A new international climate report reveals that “there can be no question that the increase in greenhouse gases are dominated by human activities.” White House official Sharon Hays called the report “significant,” but stopped short of saying whether it would change President Bush’s policy on greenhouse gas emissions.

-1 percent: The personal savings rate for Americans, now at the “lowest level since the Great Depression.” Economists “warn that the phenomenon exists at a particularly bad time with 78 million baby boomers approaching retirement age.”

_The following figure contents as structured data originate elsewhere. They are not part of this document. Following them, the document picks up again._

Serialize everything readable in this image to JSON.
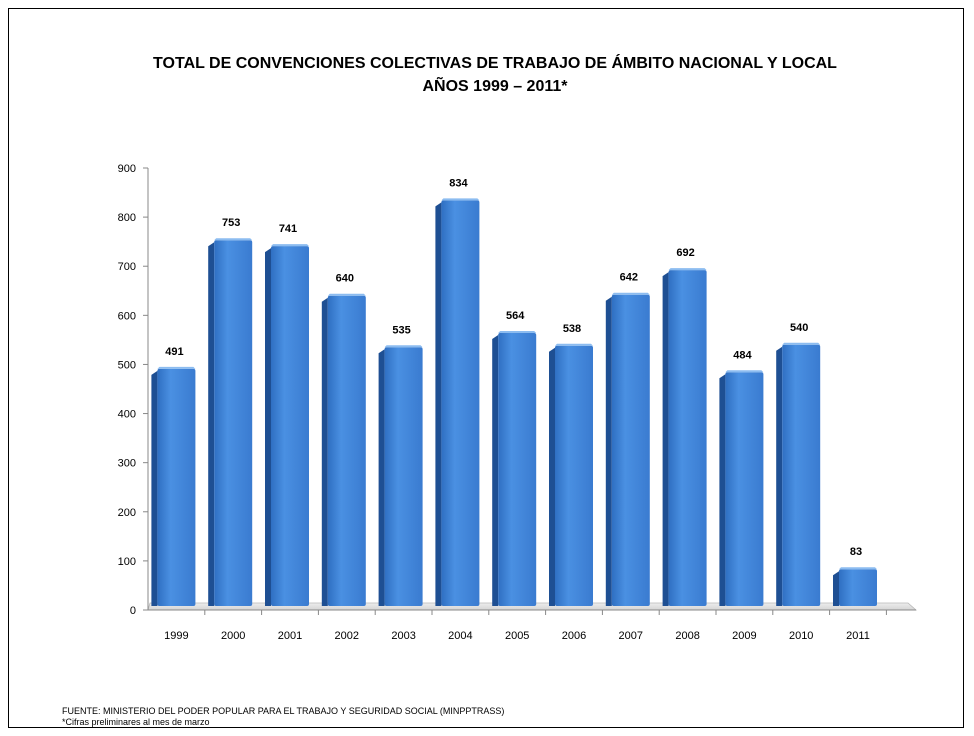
{
  "chart_data": {
    "type": "bar",
    "title_line1": "TOTAL DE CONVENCIONES COLECTIVAS DE TRABAJO DE ÁMBITO NACIONAL Y LOCAL",
    "title_line2": "AÑOS 1999 – 2011*",
    "categories": [
      "1999",
      "2000",
      "2001",
      "2002",
      "2003",
      "2004",
      "2005",
      "2006",
      "2007",
      "2008",
      "2009",
      "2010",
      "2011"
    ],
    "values": [
      491,
      753,
      741,
      640,
      535,
      834,
      564,
      538,
      642,
      692,
      484,
      540,
      83
    ],
    "ylim": [
      0,
      900
    ],
    "yticks": [
      0,
      100,
      200,
      300,
      400,
      500,
      600,
      700,
      800,
      900
    ],
    "xlabel": "",
    "ylabel": "",
    "grid": false,
    "bar_color": "#3d7fd1"
  },
  "footer": {
    "source": "FUENTE: MINISTERIO DEL PODER POPULAR PARA EL TRABAJO Y SEGURIDAD SOCIAL (MINPPTRASS)",
    "note": "*Cifras preliminares al mes de marzo"
  }
}
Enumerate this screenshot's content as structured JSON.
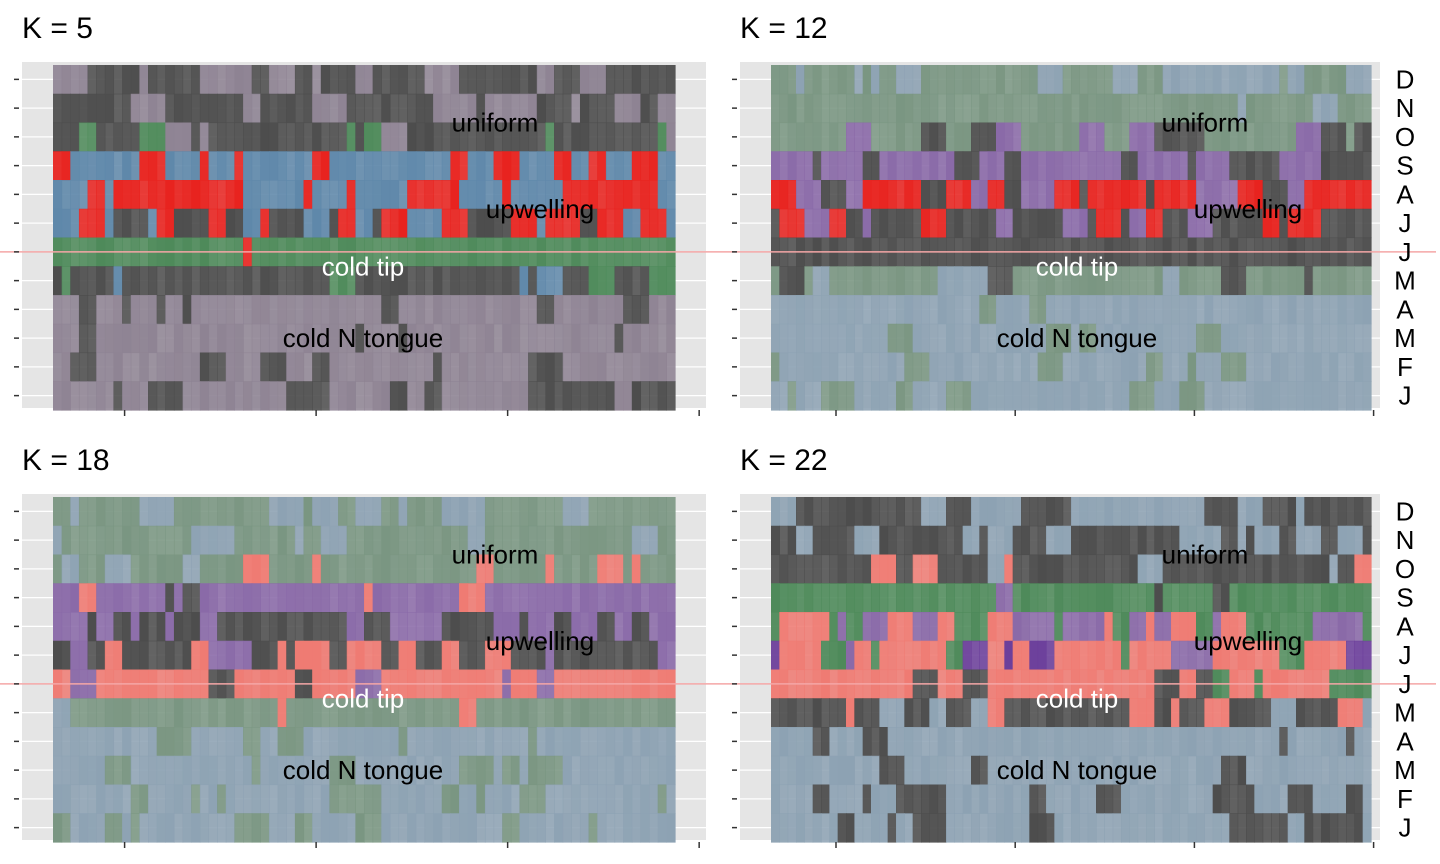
{
  "chart_data": {
    "type": "heatmap",
    "n_columns": 72,
    "grid": true,
    "reference_line_row": "J",
    "month_labels": [
      "D",
      "N",
      "O",
      "S",
      "A",
      "J",
      "J",
      "M",
      "A",
      "M",
      "F",
      "J"
    ],
    "region_labels": [
      {
        "text": "uniform",
        "center_row": 1.5
      },
      {
        "text": "upwelling",
        "center_row": 4.5
      },
      {
        "text": "cold tip",
        "center_row": 6.5
      },
      {
        "text": "cold N tongue",
        "center_row": 9.0
      }
    ],
    "colors": {
      "dark_gray": "#4d4d4d",
      "mauve": "#8e8393",
      "green": "#4e8a5a",
      "blue": "#5f88aa",
      "red": "#e8231f",
      "sage": "#7a9682",
      "light_blue": "#8da2b3",
      "purple": "#8a6aa8",
      "salmon": "#ef7b73",
      "deep_purple": "#6a3d9a",
      "reference_line": "#f4a6a6"
    },
    "panels": [
      {
        "title": "K = 5",
        "rows": [
          {
            "base": "dark_gray",
            "alt": [
              "mauve"
            ],
            "p": 0.3
          },
          {
            "base": "dark_gray",
            "alt": [
              "mauve"
            ],
            "p": 0.3
          },
          {
            "base": "dark_gray",
            "alt": [
              "green",
              "mauve"
            ],
            "p": 0.3
          },
          {
            "base": "blue",
            "alt": [
              "red"
            ],
            "p": 0.3
          },
          {
            "base": "red",
            "alt": [
              "blue"
            ],
            "p": 0.45
          },
          {
            "base": "red",
            "alt": [
              "blue",
              "dark_gray"
            ],
            "p": 0.45
          },
          {
            "base": "green",
            "alt": [
              "red"
            ],
            "p": 0.05
          },
          {
            "base": "dark_gray",
            "alt": [
              "green",
              "blue"
            ],
            "p": 0.15
          },
          {
            "base": "mauve",
            "alt": [
              "dark_gray"
            ],
            "p": 0.1
          },
          {
            "base": "mauve",
            "alt": [
              "dark_gray"
            ],
            "p": 0.15
          },
          {
            "base": "mauve",
            "alt": [
              "dark_gray"
            ],
            "p": 0.25
          },
          {
            "base": "mauve",
            "alt": [
              "dark_gray"
            ],
            "p": 0.35
          }
        ]
      },
      {
        "title": "K = 12",
        "rows": [
          {
            "base": "sage",
            "alt": [
              "light_blue"
            ],
            "p": 0.35
          },
          {
            "base": "sage",
            "alt": [
              "light_blue"
            ],
            "p": 0.3
          },
          {
            "base": "sage",
            "alt": [
              "purple",
              "dark_gray"
            ],
            "p": 0.3
          },
          {
            "base": "purple",
            "alt": [
              "dark_gray"
            ],
            "p": 0.4
          },
          {
            "base": "red",
            "alt": [
              "dark_gray",
              "purple"
            ],
            "p": 0.5
          },
          {
            "base": "dark_gray",
            "alt": [
              "red",
              "purple"
            ],
            "p": 0.4
          },
          {
            "base": "dark_gray",
            "alt": [
              "purple"
            ],
            "p": 0.05
          },
          {
            "base": "sage",
            "alt": [
              "dark_gray",
              "light_blue"
            ],
            "p": 0.25
          },
          {
            "base": "light_blue",
            "alt": [
              "sage"
            ],
            "p": 0.1
          },
          {
            "base": "light_blue",
            "alt": [
              "sage"
            ],
            "p": 0.15
          },
          {
            "base": "light_blue",
            "alt": [
              "sage"
            ],
            "p": 0.2
          },
          {
            "base": "light_blue",
            "alt": [
              "sage"
            ],
            "p": 0.25
          }
        ]
      },
      {
        "title": "K = 18",
        "rows": [
          {
            "base": "sage",
            "alt": [
              "light_blue"
            ],
            "p": 0.35
          },
          {
            "base": "sage",
            "alt": [
              "light_blue"
            ],
            "p": 0.3
          },
          {
            "base": "sage",
            "alt": [
              "salmon",
              "light_blue"
            ],
            "p": 0.25
          },
          {
            "base": "purple",
            "alt": [
              "salmon",
              "dark_gray"
            ],
            "p": 0.2
          },
          {
            "base": "dark_gray",
            "alt": [
              "purple"
            ],
            "p": 0.45
          },
          {
            "base": "dark_gray",
            "alt": [
              "purple",
              "salmon"
            ],
            "p": 0.35
          },
          {
            "base": "salmon",
            "alt": [
              "dark_gray",
              "purple"
            ],
            "p": 0.1
          },
          {
            "base": "sage",
            "alt": [
              "salmon",
              "light_blue"
            ],
            "p": 0.2
          },
          {
            "base": "light_blue",
            "alt": [
              "sage"
            ],
            "p": 0.1
          },
          {
            "base": "light_blue",
            "alt": [
              "sage"
            ],
            "p": 0.15
          },
          {
            "base": "light_blue",
            "alt": [
              "sage"
            ],
            "p": 0.2
          },
          {
            "base": "light_blue",
            "alt": [
              "sage"
            ],
            "p": 0.25
          }
        ]
      },
      {
        "title": "K = 22",
        "rows": [
          {
            "base": "dark_gray",
            "alt": [
              "light_blue"
            ],
            "p": 0.35
          },
          {
            "base": "dark_gray",
            "alt": [
              "light_blue"
            ],
            "p": 0.35
          },
          {
            "base": "dark_gray",
            "alt": [
              "salmon",
              "light_blue"
            ],
            "p": 0.35
          },
          {
            "base": "green",
            "alt": [
              "purple",
              "dark_gray"
            ],
            "p": 0.15
          },
          {
            "base": "green",
            "alt": [
              "purple",
              "salmon"
            ],
            "p": 0.45
          },
          {
            "base": "salmon",
            "alt": [
              "purple",
              "deep_purple",
              "green"
            ],
            "p": 0.5
          },
          {
            "base": "salmon",
            "alt": [
              "dark_gray",
              "green"
            ],
            "p": 0.1
          },
          {
            "base": "dark_gray",
            "alt": [
              "salmon",
              "light_blue"
            ],
            "p": 0.3
          },
          {
            "base": "light_blue",
            "alt": [
              "dark_gray"
            ],
            "p": 0.1
          },
          {
            "base": "light_blue",
            "alt": [
              "dark_gray"
            ],
            "p": 0.15
          },
          {
            "base": "light_blue",
            "alt": [
              "dark_gray"
            ],
            "p": 0.25
          },
          {
            "base": "light_blue",
            "alt": [
              "dark_gray"
            ],
            "p": 0.35
          }
        ]
      }
    ]
  }
}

The Senate’s vote yesterday to increase the minimum wage included $8.3 billion in tax cuts to small businesses. Since the minimum wage was last raised 10 years ago, Congress has given small businesses $36 billion in tax breaks

“President Bush’s 2008 budget will call for the largest Pell Grant increase in three decades,” following proposals by the House and the Senate to raise it. The maximum Pell Grant “has remained at $4,050 a year since 2002, lagging behind tuition increases and inflation.”

“The U.S. military drive to train and equip Iraq’s security forces has unwittingly strengthened anti-American Shiite Muslim cleric Muqtada al-Sadr’s Mahdi Army militia.” Sadr’s militias have heavily infiltrated the Iraqi police and army units that U.S. troops have trained.

Federal Judge Reggie Walton agreed to let prosecutors show video clips of a former White House Press Secretary Scott McClellan telling reporters in 2003 that former vice presidential aide Lewis “Scooter” Libby “had nothing to do” with leaking information about the wife of a Bush administration critic. See our video compilation HERE.

The Washington Post’s David Ignatius on how the Libby trial reveals a “failed cover-up”: “The White House was worried that the CIA would reveal that it had been pressured in 2002 and early 2003 to support administration claims about Iraqi weapons of mass destruction. … The machinations of Cheney, Libby and others were an attempt to weave an alternative narrative that blamed the CIA.”

And finally: Wolfowitz gets some decent socks. “The fashion police came to the rescue of World Bank president Paul Wolfowitz, who made worldwide headlines by revealing his holey socks at a mosque in Turkey last weekend.” See the photographic evidence here. “A Gold Toe rep delivered 21 pairs of dress socks to his office yesterday (labeled ‘rush delivery’), Turkish sock manufacturers mailed a dozen pairs, and employees also presented him with a pair.”